According to Favret, Tavus has a built-in feature that makes it more difficult to fool the system, as it requires users to perform a voice-verification and record live on the platform.

“This means that users cannot upload videos of others talking,” Favret said. “Furthermore, users have all rights to their data and likeness, allowing them to delete or remove their videos at any time. We are also very intentional about how Tavus is used: we screen each use-case before a user starts with Tavus, ensure that the use case meets our community guidelines, and that it is ethical. Security and ethics are incredibly important to us, especially given the youth of this technology in society.”

Show me the money

In terms of business model, Tavus offers a basic intro plan aimed at smaller businesses that costs $275 per month and has restrictions such as the number of videos they can create. The custom “business” plan removes these restrictions, though there is no advertised price in place — it basically tailors the price according to how a company intends to use it.

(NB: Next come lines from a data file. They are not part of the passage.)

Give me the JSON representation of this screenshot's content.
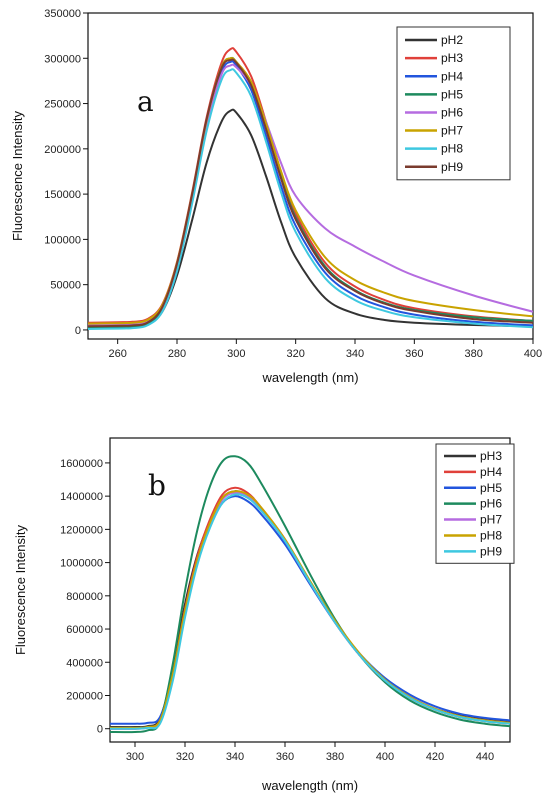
{
  "chart_data": [
    {
      "type": "line",
      "panel_label": "a",
      "xlabel": "wavelength (nm)",
      "ylabel": "Fluorescence Intensity",
      "xlim": [
        250,
        400
      ],
      "ylim": [
        -10000,
        350000
      ],
      "xticks": [
        260,
        280,
        300,
        320,
        340,
        360,
        380,
        400
      ],
      "yticks": [
        0,
        50000,
        100000,
        150000,
        200000,
        250000,
        300000,
        350000
      ],
      "legend_position": "top-right",
      "grid": false,
      "series": [
        {
          "name": "pH2",
          "color": "#333333",
          "x": [
            250,
            260,
            265,
            270,
            275,
            280,
            285,
            290,
            295,
            298,
            300,
            305,
            310,
            315,
            320,
            330,
            340,
            350,
            360,
            380,
            400
          ],
          "y": [
            3000,
            3500,
            4000,
            6000,
            20000,
            60000,
            120000,
            185000,
            230000,
            242000,
            240000,
            215000,
            170000,
            120000,
            80000,
            35000,
            18000,
            11000,
            8000,
            5500,
            4000
          ]
        },
        {
          "name": "pH3",
          "color": "#e0403a",
          "x": [
            250,
            260,
            265,
            270,
            275,
            280,
            285,
            290,
            295,
            298,
            300,
            305,
            310,
            315,
            320,
            330,
            340,
            350,
            360,
            380,
            400
          ],
          "y": [
            8000,
            8500,
            9000,
            12000,
            28000,
            75000,
            150000,
            235000,
            295000,
            310000,
            307000,
            280000,
            230000,
            175000,
            128000,
            74000,
            48000,
            33000,
            24000,
            15000,
            10000
          ]
        },
        {
          "name": "pH4",
          "color": "#2255dd",
          "x": [
            250,
            260,
            265,
            270,
            275,
            280,
            285,
            290,
            295,
            298,
            300,
            305,
            310,
            315,
            320,
            330,
            340,
            350,
            360,
            380,
            400
          ],
          "y": [
            2000,
            2500,
            3000,
            6000,
            22000,
            70000,
            145000,
            228000,
            285000,
            296000,
            292000,
            265000,
            215000,
            160000,
            115000,
            63000,
            38000,
            25000,
            17000,
            9000,
            5000
          ]
        },
        {
          "name": "pH5",
          "color": "#1d8a5e",
          "x": [
            250,
            260,
            265,
            270,
            275,
            280,
            285,
            290,
            295,
            298,
            300,
            305,
            310,
            315,
            320,
            330,
            340,
            350,
            360,
            380,
            400
          ],
          "y": [
            3000,
            3500,
            4000,
            7000,
            24000,
            72000,
            147000,
            232000,
            290000,
            300000,
            296000,
            272000,
            224000,
            170000,
            124000,
            70000,
            44000,
            30000,
            22000,
            14000,
            10000
          ]
        },
        {
          "name": "pH6",
          "color": "#b56ce0",
          "x": [
            250,
            260,
            265,
            270,
            275,
            280,
            285,
            290,
            295,
            298,
            300,
            305,
            310,
            315,
            320,
            330,
            340,
            350,
            360,
            380,
            400
          ],
          "y": [
            5000,
            5500,
            6000,
            9000,
            25000,
            70000,
            142000,
            225000,
            282000,
            292000,
            290000,
            270000,
            230000,
            185000,
            148000,
            112000,
            92000,
            75000,
            60000,
            38000,
            20000
          ]
        },
        {
          "name": "pH7",
          "color": "#c9a300",
          "x": [
            250,
            260,
            265,
            270,
            275,
            280,
            285,
            290,
            295,
            298,
            300,
            305,
            310,
            315,
            320,
            330,
            340,
            350,
            360,
            380,
            400
          ],
          "y": [
            7000,
            7500,
            8000,
            11000,
            27000,
            74000,
            148000,
            232000,
            290000,
            300000,
            296000,
            274000,
            228000,
            176000,
            132000,
            80000,
            55000,
            41000,
            32000,
            22000,
            15000
          ]
        },
        {
          "name": "pH8",
          "color": "#3ec8e0",
          "x": [
            250,
            260,
            265,
            270,
            275,
            280,
            285,
            290,
            295,
            298,
            300,
            305,
            310,
            315,
            320,
            330,
            340,
            350,
            360,
            380,
            400
          ],
          "y": [
            1000,
            1500,
            2000,
            5000,
            20000,
            65000,
            138000,
            220000,
            276000,
            287000,
            284000,
            258000,
            208000,
            153000,
            108000,
            57000,
            33000,
            21000,
            14000,
            7000,
            3000
          ]
        },
        {
          "name": "pH9",
          "color": "#7a3b2e",
          "x": [
            250,
            260,
            265,
            270,
            275,
            280,
            285,
            290,
            295,
            298,
            300,
            305,
            310,
            315,
            320,
            330,
            340,
            350,
            360,
            380,
            400
          ],
          "y": [
            4000,
            4500,
            5000,
            8000,
            25000,
            73000,
            148000,
            233000,
            289000,
            298000,
            295000,
            270000,
            222000,
            168000,
            122000,
            68000,
            43000,
            29000,
            21000,
            12000,
            8000
          ]
        }
      ]
    },
    {
      "type": "line",
      "panel_label": "b",
      "xlabel": "wavelength (nm)",
      "ylabel": "Fluorescence Intensity",
      "xlim": [
        290,
        450
      ],
      "ylim": [
        -80000,
        1750000
      ],
      "xticks": [
        300,
        320,
        340,
        360,
        380,
        400,
        420,
        440
      ],
      "yticks": [
        0,
        200000,
        400000,
        600000,
        800000,
        1000000,
        1200000,
        1400000,
        1600000
      ],
      "legend_position": "top-right",
      "grid": false,
      "series": [
        {
          "name": "pH3",
          "color": "#333333",
          "x": [
            290,
            300,
            305,
            310,
            315,
            320,
            325,
            330,
            335,
            340,
            345,
            350,
            360,
            370,
            380,
            390,
            400,
            410,
            420,
            430,
            440,
            450
          ],
          "y": [
            10000,
            10000,
            15000,
            60000,
            350000,
            750000,
            1050000,
            1250000,
            1390000,
            1430000,
            1400000,
            1330000,
            1130000,
            880000,
            640000,
            440000,
            290000,
            190000,
            120000,
            80000,
            55000,
            40000
          ]
        },
        {
          "name": "pH4",
          "color": "#e0403a",
          "x": [
            290,
            300,
            305,
            310,
            315,
            320,
            325,
            330,
            335,
            340,
            345,
            350,
            360,
            370,
            380,
            390,
            400,
            410,
            420,
            430,
            440,
            450
          ],
          "y": [
            0,
            0,
            8000,
            50000,
            320000,
            720000,
            1040000,
            1260000,
            1410000,
            1450000,
            1420000,
            1340000,
            1140000,
            880000,
            640000,
            440000,
            290000,
            185000,
            115000,
            70000,
            45000,
            30000
          ]
        },
        {
          "name": "pH5",
          "color": "#2255dd",
          "x": [
            290,
            300,
            305,
            310,
            315,
            320,
            325,
            330,
            335,
            340,
            345,
            350,
            360,
            370,
            380,
            390,
            400,
            410,
            420,
            430,
            440,
            450
          ],
          "y": [
            30000,
            30000,
            35000,
            70000,
            320000,
            700000,
            1000000,
            1220000,
            1360000,
            1400000,
            1370000,
            1300000,
            1110000,
            870000,
            640000,
            450000,
            305000,
            205000,
            135000,
            90000,
            65000,
            50000
          ]
        },
        {
          "name": "pH6",
          "color": "#1d8a5e",
          "x": [
            290,
            300,
            305,
            310,
            315,
            320,
            325,
            330,
            335,
            340,
            345,
            350,
            360,
            370,
            380,
            390,
            400,
            410,
            420,
            430,
            440,
            450
          ],
          "y": [
            -20000,
            -20000,
            -10000,
            40000,
            380000,
            830000,
            1200000,
            1460000,
            1610000,
            1640000,
            1600000,
            1490000,
            1220000,
            930000,
            660000,
            440000,
            280000,
            170000,
            100000,
            55000,
            30000,
            15000
          ]
        },
        {
          "name": "pH7",
          "color": "#b56ce0",
          "x": [
            290,
            300,
            305,
            310,
            315,
            320,
            325,
            330,
            335,
            340,
            345,
            350,
            360,
            370,
            380,
            390,
            400,
            410,
            420,
            430,
            440,
            450
          ],
          "y": [
            0,
            0,
            8000,
            45000,
            310000,
            700000,
            1010000,
            1230000,
            1380000,
            1420000,
            1400000,
            1330000,
            1130000,
            880000,
            640000,
            440000,
            290000,
            190000,
            120000,
            75000,
            50000,
            35000
          ]
        },
        {
          "name": "pH8",
          "color": "#c9a300",
          "x": [
            290,
            300,
            305,
            310,
            315,
            320,
            325,
            330,
            335,
            340,
            345,
            350,
            360,
            370,
            380,
            390,
            400,
            410,
            420,
            430,
            440,
            450
          ],
          "y": [
            5000,
            5000,
            10000,
            50000,
            320000,
            710000,
            1020000,
            1240000,
            1390000,
            1430000,
            1410000,
            1340000,
            1140000,
            890000,
            650000,
            450000,
            295000,
            190000,
            120000,
            75000,
            50000,
            35000
          ]
        },
        {
          "name": "pH9",
          "color": "#3ec8e0",
          "x": [
            290,
            300,
            305,
            310,
            315,
            320,
            325,
            330,
            335,
            340,
            345,
            350,
            360,
            370,
            380,
            390,
            400,
            410,
            420,
            430,
            440,
            450
          ],
          "y": [
            0,
            0,
            5000,
            30000,
            280000,
            670000,
            990000,
            1210000,
            1360000,
            1410000,
            1390000,
            1320000,
            1130000,
            880000,
            640000,
            440000,
            290000,
            185000,
            115000,
            70000,
            45000,
            30000
          ]
        }
      ]
    }
  ]
}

“Tavus plans are customized to a company’s specific use-case and needs, but on a high level, we operate on a usage-based model, where users are charged based on a combination of the number of seats they have as well as the number of videos they generate,” Favret said.

Prior to this seed round, Tavus had raised a small amount as part of its participation in the YC program back in 2021. Its full roster of seed-round investors include: Sequoia, Accel Partners, Index Ventures, Lightspeed Ventures, YC Continuity, SV Angel, Hack VC, Remus Capital, Mantis Capital, Liquid2 Ventures, Zillionize, Soma Capital, GTMfund, Terra Nova and several undisclosed angel investors.